Of these, IDFC and Bandhan Financial Services were first off the starting block, getting an in-principle nod from the RBI to start a bank. This approval is valid for 18 months, time for the two aspirants to negotiate the elaborate labyrinthe of rules laid down by the RBI. Once they do, two brand-new Indian banks will be born.

What is it?

Banking is a licensed business in India and entrepreneurs wanting to enter this space need the RBI’s approval. But the RBI has so far not handed out licences on the tap. Instead, it has done so in fits and starts. An early set of 10 private players were issued licences in 1993-94 and two others bagged them in 2003-04. Kotak Mahindra Bank and Yes Bank have been the only two new banks in India in the last decade.
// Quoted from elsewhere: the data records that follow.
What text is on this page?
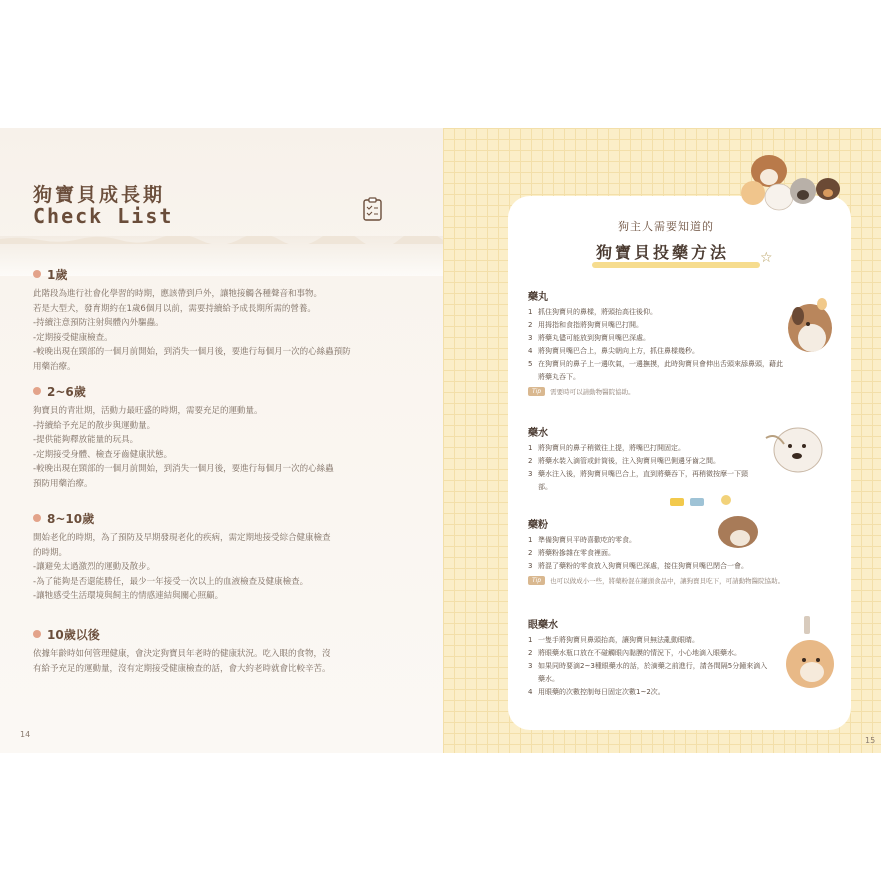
狗寶貝成長期
Check List
1歲

此階段為進行社會化學習的時期，應該帶到戶外，讓牠接觸各種聲音和事物。

若是大型犬，發育期約在1歲6個月以前，需要持續給予成長期所需的營養。

-持續注意預防注射與體內外驅蟲。

-定期接受健康檢查。

-較晚出現在頸部的一個月前開始，到消失一個月後，要進行每個月一次的心絲蟲預防

用藥治療。

2~6歲

狗寶貝的青壯期，活動力最旺盛的時期，需要充足的運動量。

-持續給予充足的散步與運動量。

-提供能夠釋放能量的玩具。

-定期接受身體、檢查牙齒健康狀態。

-較晚出現在頸部的一個月前開始，到消失一個月後，要進行每個月一次的心絲蟲

預防用藥治療。

8~10歲

開始老化的時期，為了預防及早期發現老化的疾病，需定期地接受綜合健康檢查

的時期。

-讓避免太過激烈的運動及散步。

-為了能夠是否還能勝任，最少一年接受一次以上的血液檢查及健康檢查。

-讓牠感受生活環境與飼主的情感連結與關心照顧。

10歲以後

依據年齡時如何管理健康，會決定狗寶貝年老時的健康狀況。吃入眼的食物，沒

有給予充足的運動量，沒有定期接受健康檢查的話，會大約老時就會比較辛苦。

14
狗主人需要知道的
狗寶貝投藥方法 ☆
藥丸
1 抓住狗寶貝的鼻樑，將頭抬高往後仰。
2 用拇指和食指將狗寶貝嘴巴打開。
3 將藥丸儘可能放到狗寶貝嘴巴深處。
4 將狗寶貝嘴巴合上，鼻尖朝向上方，抓住鼻樑幾秒。
5 在狗寶貝的鼻子上一邊吹氣，一邊撫摸，此時狗寶貝會伸出舌頭來舔鼻頭，藉此
將藥丸吞下。
Tip	需要時可以請動物醫院協助。
藥水
1 將狗寶貝的鼻子稍微往上提，將嘴巴打開固定。
2 將藥水裝入滴管或針筒後，注入狗寶貝嘴巴側邊牙齒之間。
3 藥水注入後，將狗寶貝嘴巴合上，直到將藥吞下，再稍微按摩一下頸部。
藥粉
1 準備狗寶貝平時喜歡吃的零食。
2 將藥粉摻雜在零食裡面。
3 將混了藥粉的零食放入狗寶貝嘴巴深處，接住狗寶貝嘴巴閉合一會。
Tip	也可以做成小一些，將藥粉混在罐頭食品中，讓狗寶貝吃下，可請動物醫院協助。
眼藥水
1 一隻手將狗寶貝鼻頭抬高，讓狗寶貝無法亂動眼睛。
2 將眼藥水瓶口放在不碰觸眼內黏膜的情況下，小心地滴入眼藥水。
3 如果同時要滴2~3種眼藥水的話，於滴藥之前進行，請各間隔5分鐘來滴入藥水。
4 用眼藥的次數控制每日固定次數1~2次。
15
In February 2013, the cental bank flagged off the third round of licenses and a new set of companies including Aditya Birla, Bajaj Finserv, L&T Finance Holdings and Reliance Capital threw their hat into the ring.

Why is it important?

India is severely ‘under-banked’, with only 11 bank branches for every 1 lakh people as against 35 branches in the US, according to the World Bank. This is despite there being 26 public sector banks, 20 private sector banks and 43 foreign banks, apart from scores of co-operative banks.
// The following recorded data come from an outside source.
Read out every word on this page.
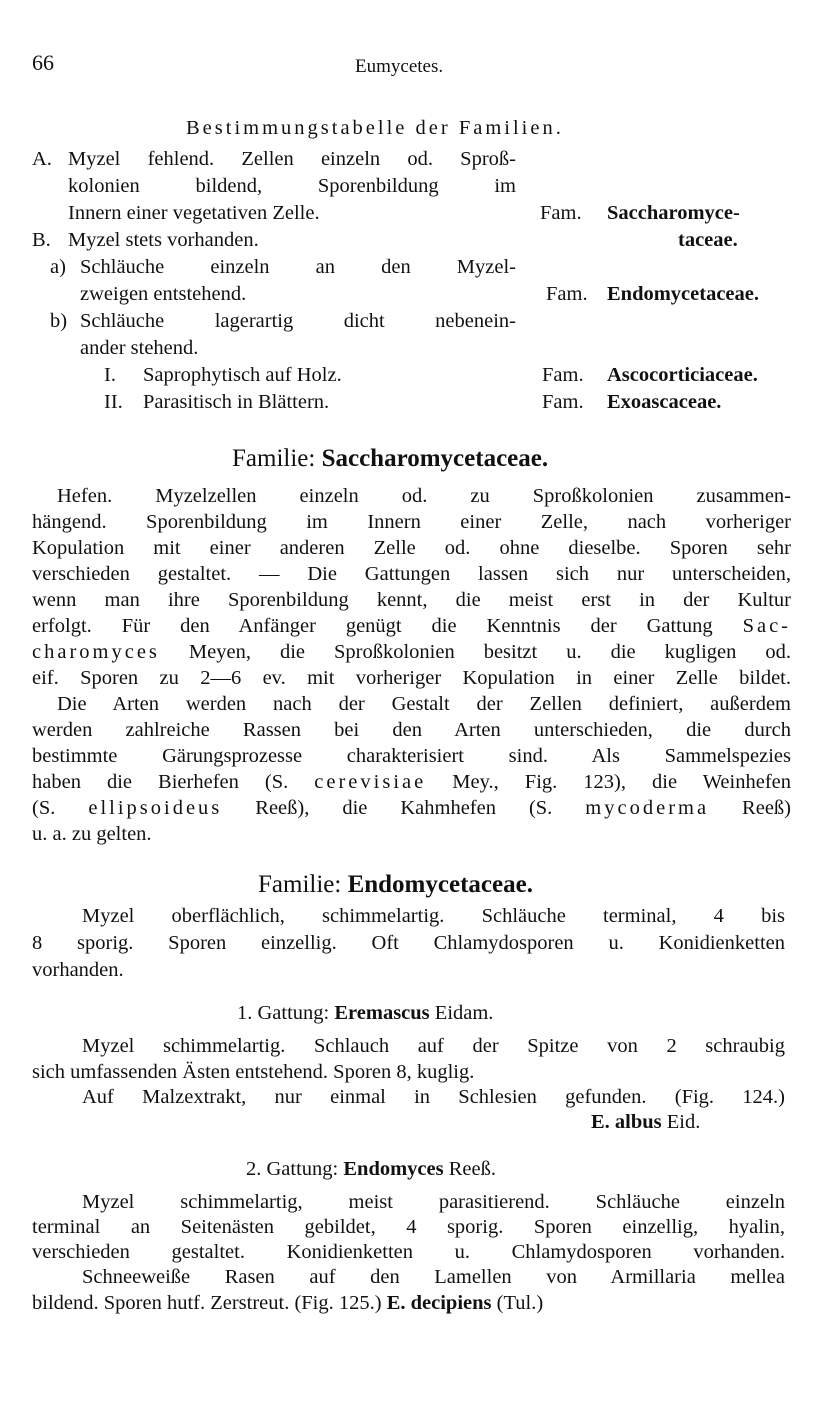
66	Eumycetes.
Bestimmungstabelle der Familien.
A. Myzel fehlend. Zellen einzeln od. Sproß-
kolonien bildend, Sporenbildung im
Innern einer vegetativen Zelle.	Fam. Saccharomyce-
B. Myzel stets vorhanden.	taceae.
a) Schläuche einzeln an den Myzel-
zweigen entstehend.	Fam. Endomycetaceae.
b) Schläuche lagerartig dicht nebenein-
ander stehend.
I. Saprophytisch auf Holz.	Fam. Ascocorticiaceae.
II. Parasitisch in Blättern.	Fam. Exoascaceae.
Familie: Saccharomycetaceae.
Hefen. Myzelzellen einzeln od. zu Sproßkolonien zusammen-
hängend. Sporenbildung im Innern einer Zelle, nach vorheriger
Kopulation mit einer anderen Zelle od. ohne dieselbe. Sporen sehr
verschieden gestaltet. — Die Gattungen lassen sich nur unterscheiden,
wenn man ihre Sporenbildung kennt, die meist erst in der Kultur
erfolgt. Für den Anfänger genügt die Kenntnis der Gattung Sac-
charomyces Meyen, die Sproßkolonien besitzt u. die kugligen od.
eif. Sporen zu 2—6 ev. mit vorheriger Kopulation in einer Zelle bildet.
Die Arten werden nach der Gestalt der Zellen definiert, außerdem
werden zahlreiche Rassen bei den Arten unterschieden, die durch
bestimmte Gärungsprozesse charakterisiert sind. Als Sammelspezies
haben die Bierhefen (S. cerevisiae Mey., Fig. 123), die Weinhefen
(S. ellipsoideus Reeß), die Kahmhefen (S. mycoderma Reeß)
u. a. zu gelten.
Familie: Endomycetaceae.
Myzel oberflächlich, schimmelartig. Schläuche terminal, 4 bis
8 sporig. Sporen einzellig. Oft Chlamydosporen u. Konidienketten
vorhanden.
1. Gattung: Eremascus Eidam.
Myzel schimmelartig. Schlauch auf der Spitze von 2 schraubig
sich umfassenden Ästen entstehend. Sporen 8, kuglig.
Auf Malzextrakt, nur einmal in Schlesien gefunden. (Fig. 124.)
E. albus Eid.
2. Gattung: Endomyces Reeß.
Myzel schimmelartig, meist parasitierend. Schläuche einzeln
terminal an Seitenästen gebildet, 4 sporig. Sporen einzellig, hyalin,
verschieden gestaltet. Konidienketten u. Chlamydosporen vorhanden.
Schneeweiße Rasen auf den Lamellen von Armillaria mellea
bildend. Sporen hutf. Zerstreut. (Fig. 125.) E. decipiens (Tul.)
The RBI is keen to correct this through better financial inclusion. It would also like to reduce the stranglehold of public sector banks, which still hold over three-fourths of the Indian public’s deposits and loans. The RBI also wants new banks to meet priority-sector lending targets and bring in technology-driven innovations. Corporate groups want to get their hands on banking because they get access to low-cost money.

Why should I care?

Unhappy with the shoddy service or modest interest rates offered by your bank? Well, more choice is bound to come your way, as new would-be banks try to elbow their way into the crowded Indian market.
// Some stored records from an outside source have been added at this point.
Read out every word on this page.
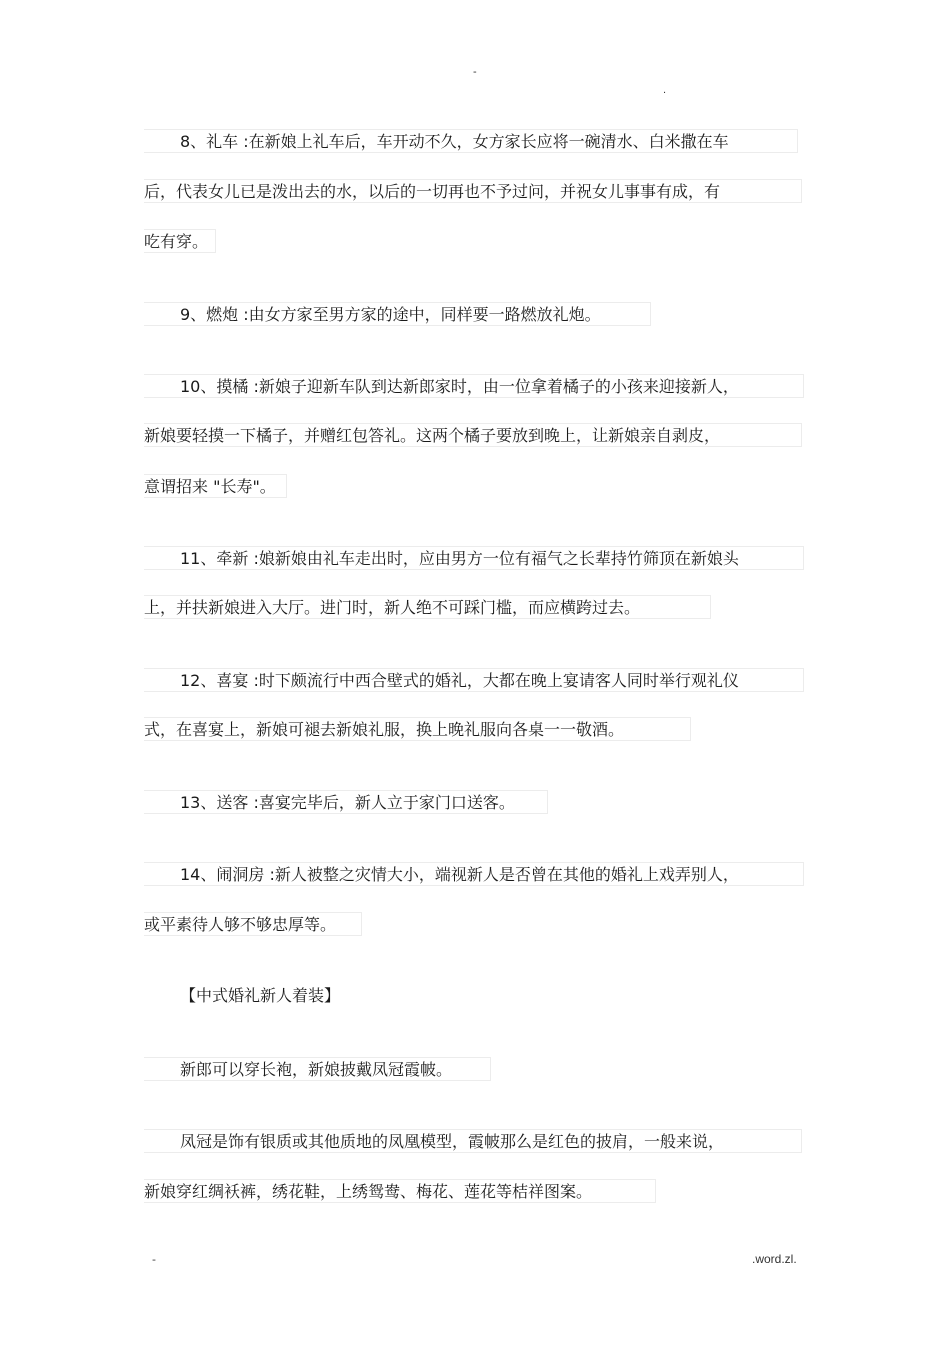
-
.
8、礼车 :在新娘上礼车后，车开动不久，女方家长应将一碗清水、白米撒在车
后，代表女儿已是泼出去的水，以后的一切再也不予过问，并祝女儿事事有成，有
吃有穿。
9、燃炮 :由女方家至男方家的途中，同样要一路燃放礼炮。
10、摸橘 :新娘子迎新车队到达新郎家时，由一位拿着橘子的小孩来迎接新人，
新娘要轻摸一下橘子，并赠红包答礼。这两个橘子要放到晚上，让新娘亲自剥皮，
意谓招来 "长寿"。
11、牵新 :娘新娘由礼车走出时，应由男方一位有福气之长辈持竹筛顶在新娘头
上，并扶新娘进入大厅。进门时，新人绝不可踩门槛，而应横跨过去。
12、喜宴 :时下颇流行中西合壁式的婚礼，大都在晚上宴请客人同时举行观礼仪
式，在喜宴上，新娘可褪去新娘礼服，换上晚礼服向各桌一一敬酒。
13、送客 :喜宴完毕后，新人立于家门口送客。
14、闹洞房 :新人被整之灾情大小，端视新人是否曾在其他的婚礼上戏弄别人，
或平素待人够不够忠厚等。
【中式婚礼新人着装】
新郎可以穿长袍，新娘披戴凤冠霞帔。
凤冠是饰有银质或其他质地的凤凰模型，霞帔那么是红色的披肩，一般来说，
新娘穿红绸袄裤，绣花鞋，上绣鸳鸯、梅花、莲花等桔祥图案。
-	.word.zl.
The first set of licenses saw the entry of private banks such as ICICI Bank, HDFC Bank, and Axis Bank (UTI Bank), which ushered in technology-driven banking and changed the PSU banks’ old-world ways. These three have emerged as the biggest private sector banks in India, while Kotak Bank and Yes Bank have emerged as specialised corporate banks.

But you should also know that not all new banks have been a roaring success. Some of the Davids floundered and were quickly merged with established Goliaths. Global Trust Bank was forced by the RBI to merge with the Oriental Bank of Commerce after financial discrepancies came to light; Centurion Bank and Bank of Punjab merged with HDFC Bank and Times Bank tied the knot with HDFC Bank.

So it will be important to see how these new players fare, given the tight norms and today’s tough economic environment.

Bottomline

You may be ardently wooed by the new suitors, but don’t switch loyalties too soon. Not everyone who bags a license may make the cut in banking over the long haul.